For now, every liter of 92-RON sold is subsidized with VND300 taken from the fuel price stabilization fund, a rainy day fund that is raised when businesses make profits. As of the end of June the rainy day fund had around $2.6 million left, according to the finance ministry.

The ministry said it could not cut fuel import tariffs further, and it decided to cut the profit rate which is used to calculate the base fuel prices by two third to VND100. Fuel retailers base on these base fuel prices to calculate their own retail prices.

Even after the latest hike, retail fuel prices in Vietnam are still lower than the international prices by VND426-465 per liter, according to the ministry.

Also on Jul. 17, retail prices of diesel have gone up by VND470 to VND22,260-22,310, while the price of kerosene rose VND420 to VND22,020. Mazut fuel oil prices stay unchanged at VND18,670-19,070.

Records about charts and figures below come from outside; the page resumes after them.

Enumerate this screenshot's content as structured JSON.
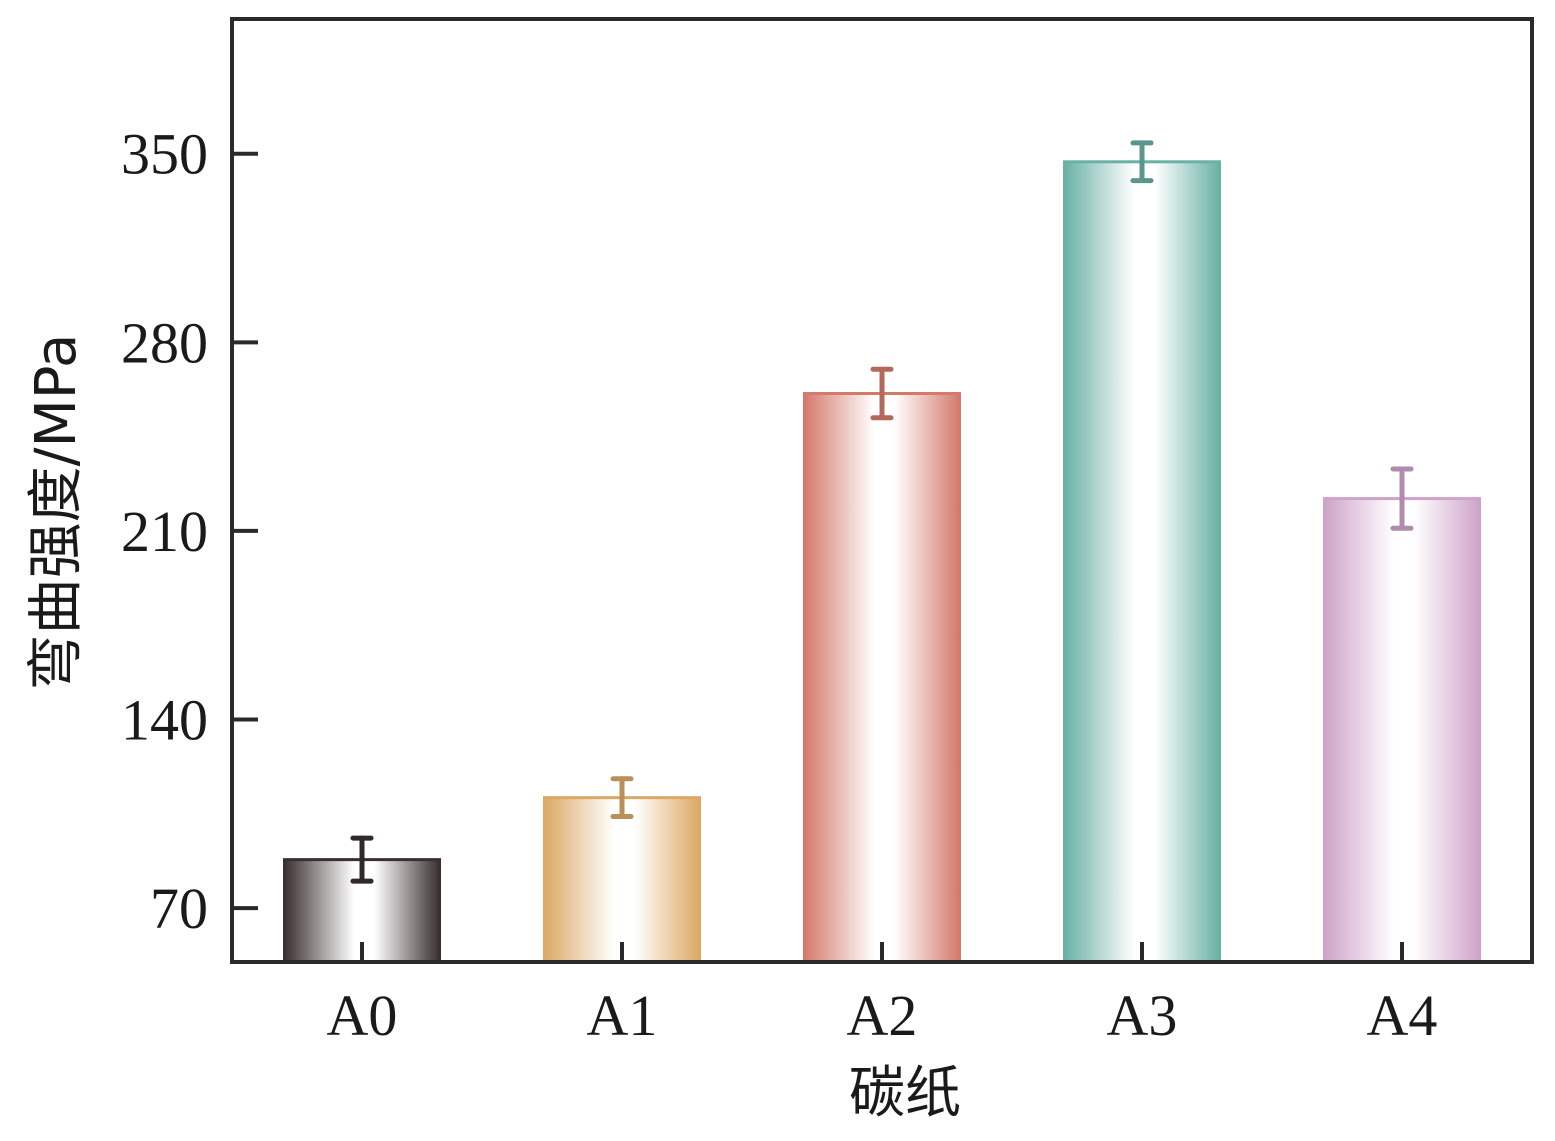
{
  "chart_data": {
    "type": "bar",
    "xlabel": "碳纸",
    "ylabel": "弯曲强度/MPa",
    "categories": [
      "A0",
      "A1",
      "A2",
      "A3",
      "A4"
    ],
    "values": [
      88,
      111,
      261,
      347,
      222
    ],
    "errors": [
      8,
      7,
      9,
      7,
      11
    ],
    "ylim": [
      50,
      400
    ],
    "yticks": [
      70,
      140,
      210,
      280,
      350
    ],
    "yticks_labels": [
      "70",
      "140",
      "210",
      "280",
      "350"
    ],
    "grid": false,
    "legend": "none",
    "colors": [
      "#3a3030",
      "#dca865",
      "#d47a6c",
      "#6ab1a5",
      "#cfa3c9"
    ]
  }
}
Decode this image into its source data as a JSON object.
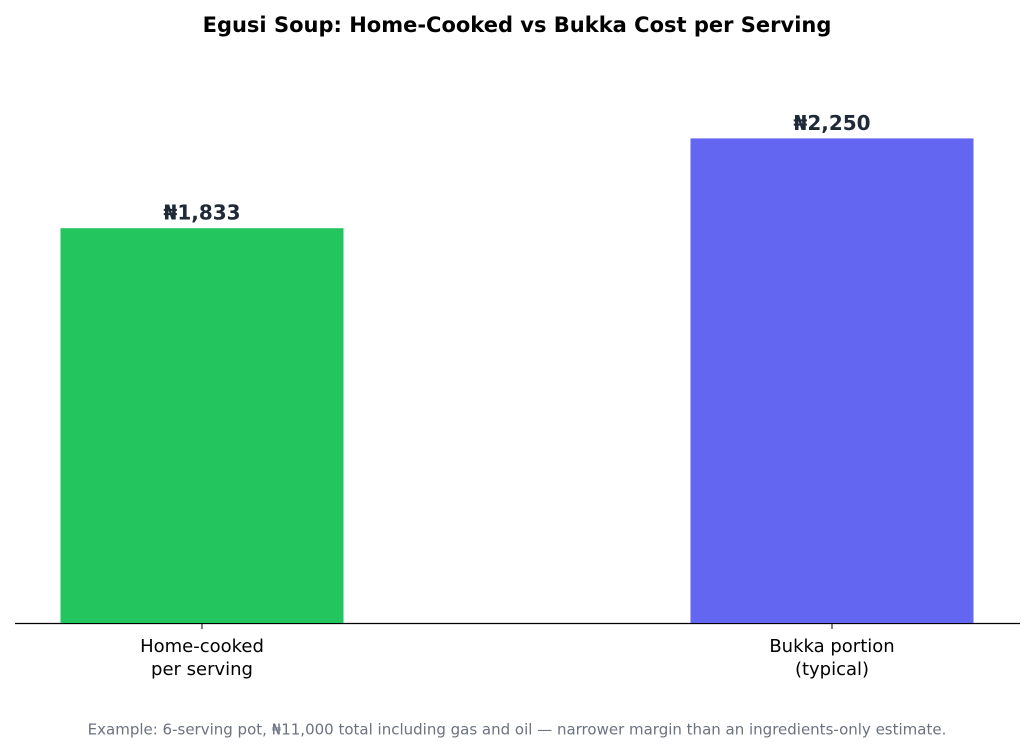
{
  "chart_data": {
    "type": "bar",
    "title": "Egusi Soup: Home-Cooked vs Bukka Cost per Serving",
    "categories": [
      "Home-cooked\nper serving",
      "Bukka portion\n(typical)"
    ],
    "values": [
      1833,
      2250
    ],
    "value_labels": [
      "₦1,833",
      "₦2,250"
    ],
    "colors": [
      "#22c55e",
      "#6366f1"
    ],
    "ylim": [
      0,
      2600
    ],
    "footnote": "Example: 6-serving pot, ₦11,000 total including gas and oil — narrower margin than an ingredients-only estimate."
  }
}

Inflation in Vietnam rose 2.4 percent in the first half of this year. The government aims to keep inflation at 6.5-7 percent this year, while the World bank forecast prices to rise 8.2 percent during the same period. The steep deceleration in year-on-year inflation from 18 percent in December 2011 to 6.7 last June was largely a result of the government's measures to control prices.

Vietnam still has to rely largely on fuel imports, as its sole oil refinery Dung Quat can meet just thirty percent local demand.

Another project, the 200,800-barrel-per day Nghi Son oil refinery, is under construction and projected to start operations in 2017 to take up the local supply to 70 percent of the country's requirements.